Dal Computer alla pista
Man mano che avanza la costruzione del veicolo, i calcoli di dimensionamento e delle prestazioni raggiungibili si fanno più precisi, grazie alla conoscenza delle masse reali e alla rimozione delle ipotesi semplificative introdotte all'inizio. Attorno alle batterie prende corpo un telaio della lunghezza di 4,2 m che alla fine, completo di carrozzeria, motore e trasmissione ha una massa contenuta di soli 280 kg.
Il Cx scende al valore limite di 0,115. Il modello, in scala 1:1, della ZER viene esposto per la prima volta da Bertone al Salone di Torino, nell'aprile 1994.
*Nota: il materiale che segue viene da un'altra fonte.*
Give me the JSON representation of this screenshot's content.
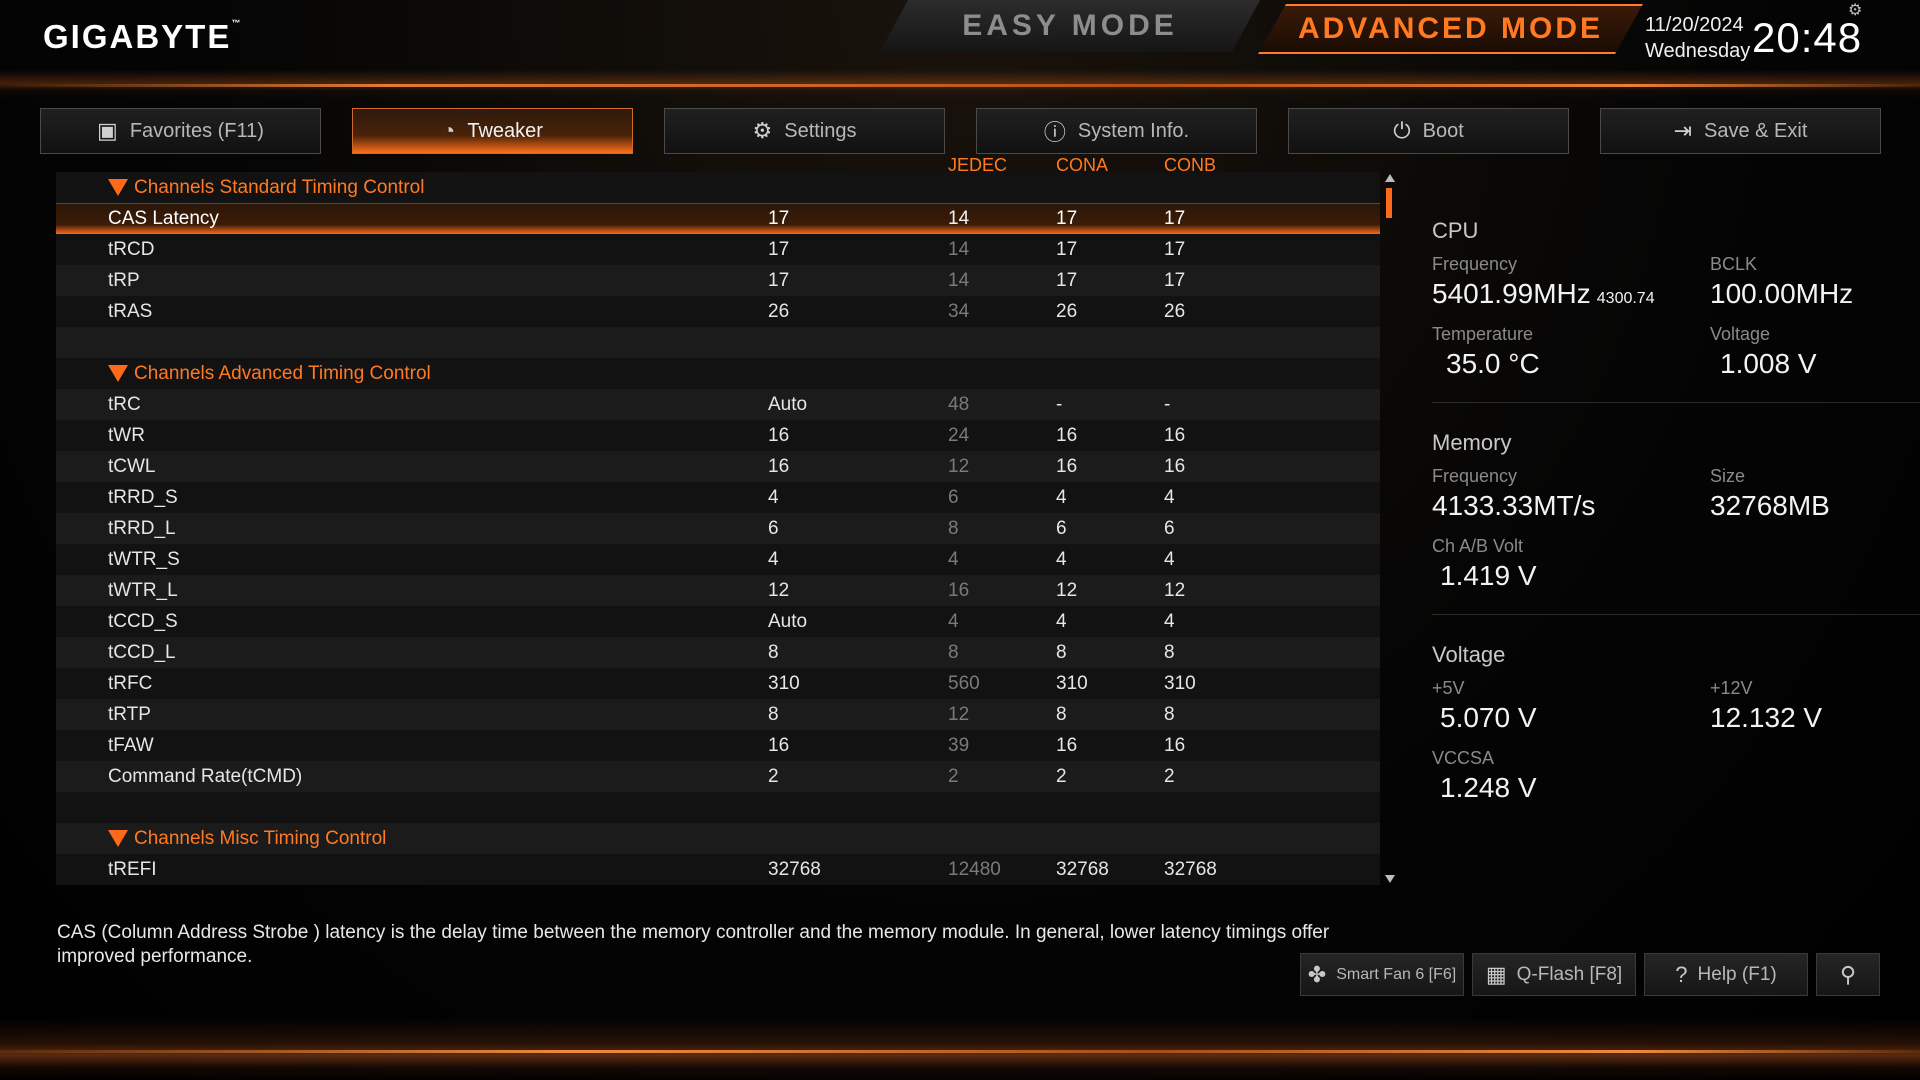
{
  "header": {
    "logo": "GIGABYTE",
    "logo_tm": "™",
    "easy_mode": "EASY MODE",
    "advanced_mode": "ADVANCED MODE",
    "date": "11/20/2024",
    "weekday": "Wednesday",
    "time": "20:48"
  },
  "tabs": [
    {
      "label": "Favorites (F11)",
      "icon": "star-folder-icon"
    },
    {
      "label": "Tweaker",
      "icon": "gauge-icon",
      "active": true
    },
    {
      "label": "Settings",
      "icon": "gear-icon"
    },
    {
      "label": "System Info.",
      "icon": "info-icon"
    },
    {
      "label": "Boot",
      "icon": "power-icon"
    },
    {
      "label": "Save & Exit",
      "icon": "exit-icon"
    }
  ],
  "columns": {
    "jedec": "JEDEC",
    "cona": "CONA",
    "conb": "CONB"
  },
  "sections": {
    "standard": "Channels Standard Timing Control",
    "advanced": "Channels Advanced Timing Control",
    "misc": "Channels Misc Timing Control"
  },
  "rows_standard": [
    {
      "label": "CAS Latency",
      "value": "17",
      "jedec": "14",
      "cona": "17",
      "conb": "17"
    },
    {
      "label": "tRCD",
      "value": "17",
      "jedec": "14",
      "cona": "17",
      "conb": "17"
    },
    {
      "label": "tRP",
      "value": "17",
      "jedec": "14",
      "cona": "17",
      "conb": "17"
    },
    {
      "label": "tRAS",
      "value": "26",
      "jedec": "34",
      "cona": "26",
      "conb": "26"
    }
  ],
  "rows_advanced": [
    {
      "label": "tRC",
      "value": "Auto",
      "jedec": "48",
      "cona": "-",
      "conb": "-"
    },
    {
      "label": "tWR",
      "value": "16",
      "jedec": "24",
      "cona": "16",
      "conb": "16"
    },
    {
      "label": "tCWL",
      "value": "16",
      "jedec": "12",
      "cona": "16",
      "conb": "16"
    },
    {
      "label": "tRRD_S",
      "value": "4",
      "jedec": "6",
      "cona": "4",
      "conb": "4"
    },
    {
      "label": "tRRD_L",
      "value": "6",
      "jedec": "8",
      "cona": "6",
      "conb": "6"
    },
    {
      "label": "tWTR_S",
      "value": "4",
      "jedec": "4",
      "cona": "4",
      "conb": "4"
    },
    {
      "label": "tWTR_L",
      "value": "12",
      "jedec": "16",
      "cona": "12",
      "conb": "12"
    },
    {
      "label": "tCCD_S",
      "value": "Auto",
      "jedec": "4",
      "cona": "4",
      "conb": "4"
    },
    {
      "label": "tCCD_L",
      "value": "8",
      "jedec": "8",
      "cona": "8",
      "conb": "8"
    },
    {
      "label": "tRFC",
      "value": "310",
      "jedec": "560",
      "cona": "310",
      "conb": "310"
    },
    {
      "label": "tRTP",
      "value": "8",
      "jedec": "12",
      "cona": "8",
      "conb": "8"
    },
    {
      "label": "tFAW",
      "value": "16",
      "jedec": "39",
      "cona": "16",
      "conb": "16"
    },
    {
      "label": "Command Rate(tCMD)",
      "value": "2",
      "jedec": "2",
      "cona": "2",
      "conb": "2"
    }
  ],
  "rows_misc": [
    {
      "label": "tREFI",
      "value": "32768",
      "jedec": "12480",
      "cona": "32768",
      "conb": "32768"
    }
  ],
  "info": {
    "cpu": {
      "title": "CPU",
      "freq_label": "Frequency",
      "freq": "5401.99MHz",
      "freq_sub": "4300.74",
      "bclk_label": "BCLK",
      "bclk": "100.00MHz",
      "temp_label": "Temperature",
      "temp": "35.0 °C",
      "volt_label": "Voltage",
      "volt": "1.008 V"
    },
    "memory": {
      "title": "Memory",
      "freq_label": "Frequency",
      "freq": "4133.33MT/s",
      "size_label": "Size",
      "size": "32768MB",
      "chvolt_label": "Ch A/B Volt",
      "chvolt": "1.419 V"
    },
    "voltage": {
      "title": "Voltage",
      "p5_label": "+5V",
      "p5": "5.070 V",
      "p12_label": "+12V",
      "p12": "12.132 V",
      "vccsa_label": "VCCSA",
      "vccsa": "1.248 V"
    }
  },
  "description": "CAS (Column Address Strobe ) latency is the delay time between the memory controller and the memory module. In general, lower latency timings offer improved performance.",
  "bottom_buttons": [
    {
      "label": "Smart Fan 6 [F6]",
      "icon": "fan-icon"
    },
    {
      "label": "Q-Flash [F8]",
      "icon": "chip-icon"
    },
    {
      "label": "Help (F1)",
      "icon": "help-icon"
    },
    {
      "label": "",
      "icon": "search-icon"
    }
  ],
  "colors": {
    "accent": "#ff7a22",
    "background": "#000000"
  }
}
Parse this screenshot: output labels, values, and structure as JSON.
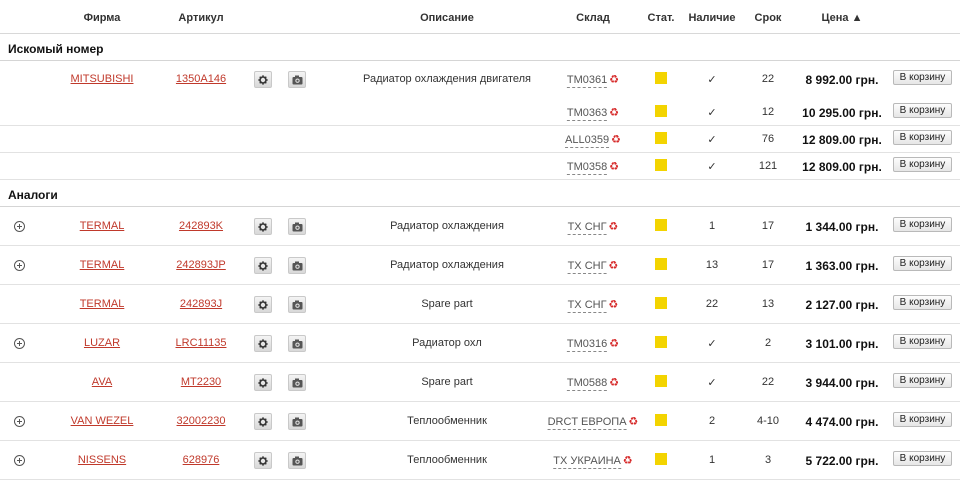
{
  "header": {
    "firm": "Фирма",
    "article": "Артикул",
    "description": "Описание",
    "warehouse": "Склад",
    "stat": "Стат.",
    "availability": "Наличие",
    "term": "Срок",
    "price": "Цена ▲"
  },
  "sections": {
    "searched": "Искомый номер",
    "analogs": "Аналоги"
  },
  "cart_label": "В корзину",
  "colors": {
    "link": "#c0392b",
    "status": "#f3d400"
  },
  "icons": {
    "recycle": "♻",
    "check": "✓"
  },
  "searched_rows": [
    {
      "firm": "MITSUBISHI",
      "article": "1350A146",
      "description": "Радиатор охлаждения двигателя",
      "warehouse": "TM0361",
      "availability": "✓",
      "term": "22",
      "price": "8 992.00 грн."
    },
    {
      "warehouse": "TM0363",
      "availability": "✓",
      "term": "12",
      "price": "10 295.00 грн."
    },
    {
      "warehouse": "ALL0359",
      "availability": "✓",
      "term": "76",
      "price": "12 809.00 грн."
    },
    {
      "warehouse": "TM0358",
      "availability": "✓",
      "term": "121",
      "price": "12 809.00 грн."
    }
  ],
  "analog_rows": [
    {
      "firm": "TERMAL",
      "article": "242893K",
      "description": "Радиатор охлаждения",
      "warehouse": "TX СНГ",
      "availability": "1",
      "term": "17",
      "price": "1 344.00 грн."
    },
    {
      "firm": "TERMAL",
      "article": "242893JP",
      "description": "Радиатор охлаждения",
      "warehouse": "TX СНГ",
      "availability": "13",
      "term": "17",
      "price": "1 363.00 грн."
    },
    {
      "firm": "TERMAL",
      "article": "242893J",
      "description": "Spare part",
      "warehouse": "TX СНГ",
      "availability": "22",
      "term": "13",
      "price": "2 127.00 грн."
    },
    {
      "firm": "LUZAR",
      "article": "LRC11135",
      "description": "Радиатор охл",
      "warehouse": "TM0316",
      "availability": "✓",
      "term": "2",
      "price": "3 101.00 грн."
    },
    {
      "firm": "AVA",
      "article": "MT2230",
      "description": "Spare part",
      "warehouse": "TM0588",
      "availability": "✓",
      "term": "22",
      "price": "3 944.00 грн."
    },
    {
      "firm": "VAN WEZEL",
      "article": "32002230",
      "description": "Теплообменник",
      "warehouse": "DRCT ЕВРОПА",
      "availability": "2",
      "term": "4-10",
      "price": "4 474.00 грн."
    },
    {
      "firm": "NISSENS",
      "article": "628976",
      "description": "Теплообменник",
      "warehouse": "TX УКРАИНА",
      "availability": "1",
      "term": "3",
      "price": "5 722.00 грн."
    }
  ]
}
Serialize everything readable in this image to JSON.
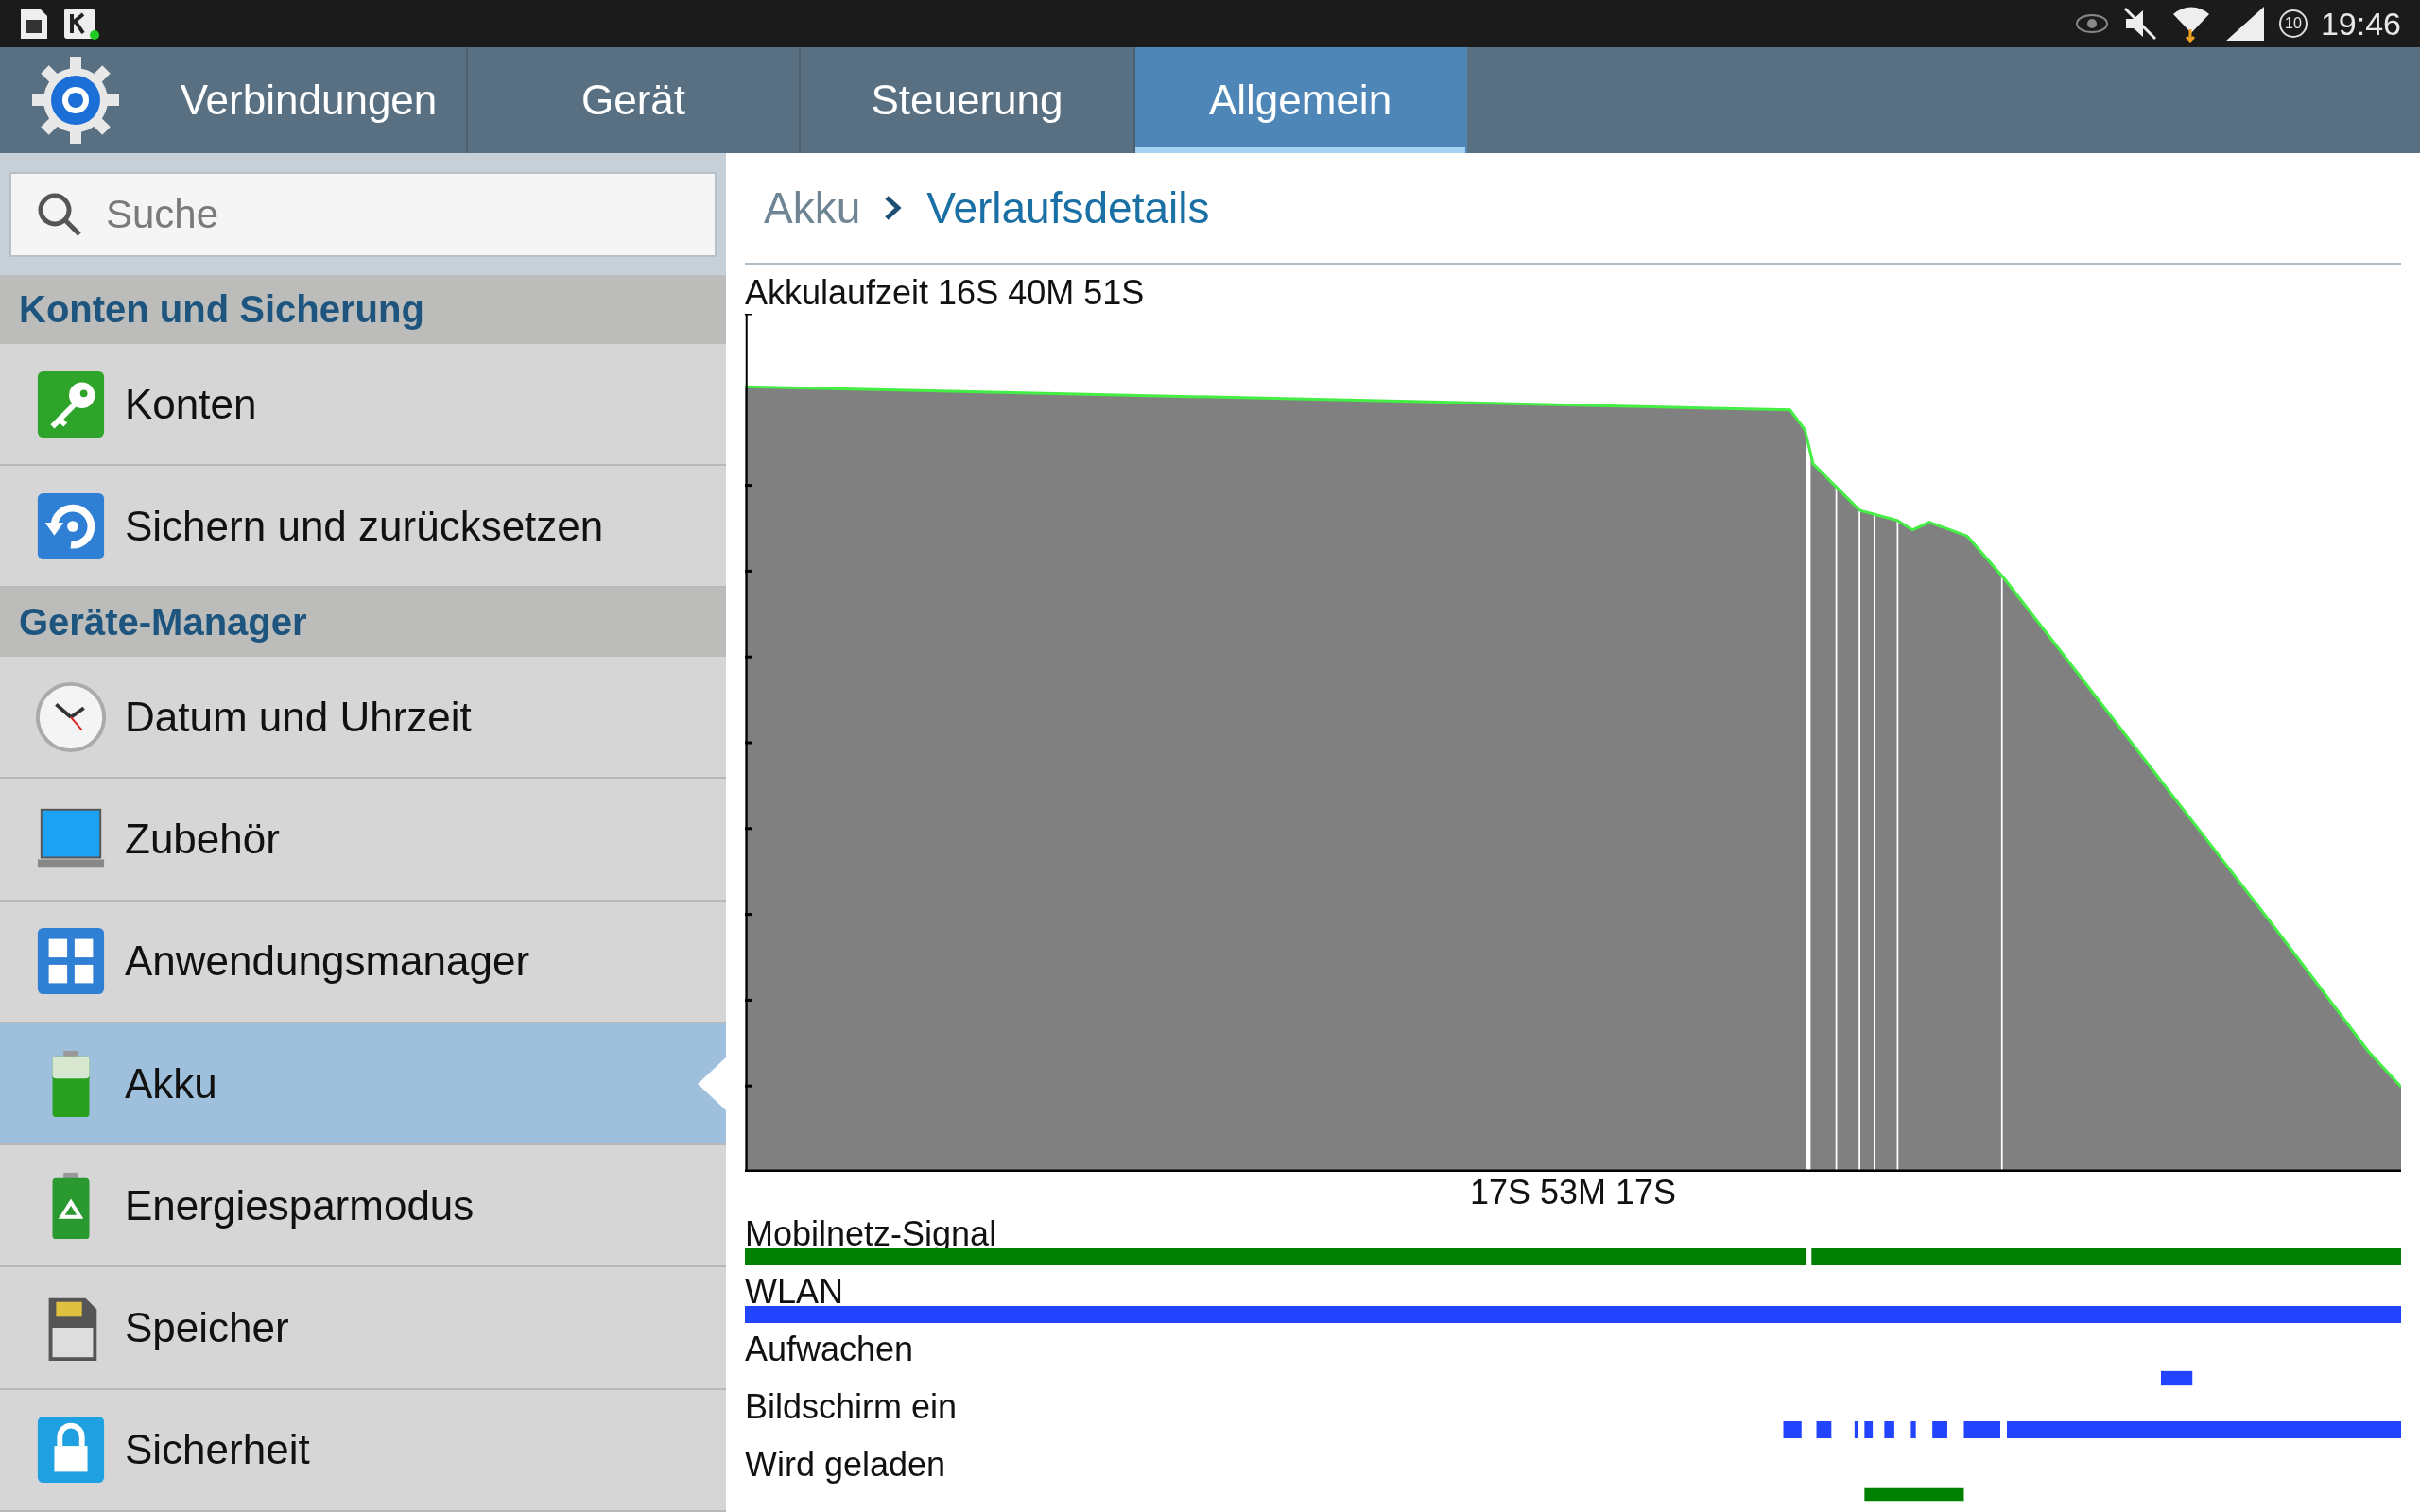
{
  "status_bar": {
    "badge": "10",
    "time": "19:46"
  },
  "tabs": [
    {
      "label": "Verbindungen",
      "selected": false
    },
    {
      "label": "Gerät",
      "selected": false
    },
    {
      "label": "Steuerung",
      "selected": false
    },
    {
      "label": "Allgemein",
      "selected": true
    }
  ],
  "search": {
    "placeholder": "Suche"
  },
  "sidebar": {
    "items": [
      {
        "kind": "section",
        "label": "Konten und Sicherung"
      },
      {
        "kind": "item",
        "label": "Konten",
        "selected": false
      },
      {
        "kind": "item",
        "label": "Sichern und zurücksetzen",
        "selected": false
      },
      {
        "kind": "section",
        "label": "Geräte-Manager"
      },
      {
        "kind": "item",
        "label": "Datum und Uhrzeit",
        "selected": false
      },
      {
        "kind": "item",
        "label": "Zubehör",
        "selected": false
      },
      {
        "kind": "item",
        "label": "Anwendungsmanager",
        "selected": false
      },
      {
        "kind": "item",
        "label": "Akku",
        "selected": true
      },
      {
        "kind": "item",
        "label": "Energiesparmodus",
        "selected": false
      },
      {
        "kind": "item",
        "label": "Speicher",
        "selected": false
      },
      {
        "kind": "item",
        "label": "Sicherheit",
        "selected": false
      }
    ]
  },
  "breadcrumb": [
    "Akku",
    "Verlaufsdetails"
  ],
  "battery_graph": {
    "title": "Akkulaufzeit 16S 40M 51S",
    "duration": "17S 53M 17S"
  },
  "timelines": [
    {
      "label": "Mobilnetz-Signal",
      "color": "#008000"
    },
    {
      "label": "WLAN",
      "color": "#2244ff"
    },
    {
      "label": "Aufwachen",
      "color": "#2244ff"
    },
    {
      "label": "Bildschirm ein",
      "color": "#2244ff"
    },
    {
      "label": "Wird geladen",
      "color": "#008000"
    }
  ]
}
ZER è nata senza cambio giacché l'elettronica è in grado di gestire al meglio la coppia di un motore elettrico. Tuttavia, al fine di ottimizzare il funzionamento del modulo elettronico, la coppia erogata è stata prefissata e mantenuta rigorosamente costante. In altri termini ZER ha un solo rapporto al cambio. Lunghissimo. Dal momento che non si possono impiegare potenze superiori a 120 - 130 kW (dato il pacco batterie da 600 kg), ne consegue che ZER ha bisogno di uno spazio di accelerazione di almeno 6 - 7 km.
Si pone quindi il problema della lunghezza della pista per raggiungere la velocità massima e degli spazi di sicurezza per potersi arrestare a fine prova. In altre parole occorre un rettilineo di almeno 10 km. La scelta iniziale, ovviamente, era indirizzata verso il santuario dei record di velocità: il lago salato dello Utah, negli USA. Ma la spedizione a Salt Lake City, da preparare in un periodo ben determinato dell'anno (a cavallo tra luglio e agosto) in funzione del grado di prosciugamento della superficie salata, appare troppo costosa e prematura. Meglio iniziare le prove su una pista più accessibile.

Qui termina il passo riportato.